Die Bertelsmann-Stiftung kritisiert, dass die Gruppengrößen und die Personalausstattung nicht überall kindgerecht seien. Zu beanstanden ist nach Bildungsexpertin Kathrin Bock-Formular auch das niedrige Qualifikationsniveau der Fachkräfte. In Baden-Württemberg müsse mehr für die frühkindliche Bildung getan werden.
Nach wissenschaftlichen Erkenntnissen sollte eine Kitagruppe nicht mehr als 12 jüngere Kinder bzw. nicht mehr als 18 ältere Kinder umfassen, um Stress für Kinder und Fachpersonal zu vermeiden und faire Bildungschancen zu ermöglichen.
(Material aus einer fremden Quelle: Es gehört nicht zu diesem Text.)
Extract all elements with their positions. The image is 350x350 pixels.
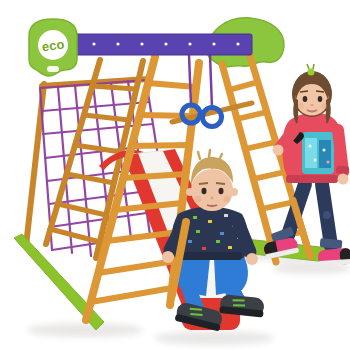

Laut Ländermonitoring überschreiten in Baden-Württemberg 43 Prozent aller Gruppen die wissenschaftlichen Vorgaben. Erfreulicherweise betrifft das nur etwa 1 Prozent der Krippengruppen, jedoch etwa 8 Prozent der unter Dreijährigen und alarmierende zwei Drittel aller Kitagruppen (ab Dreijährige, teilweise gemischt mit Zweijährigen). Die Gruppengrößen in Baden-Württembergs Kitas müssten nach Ansicht der Bertelsmann-Stiftung daher dringend verkleinert werden.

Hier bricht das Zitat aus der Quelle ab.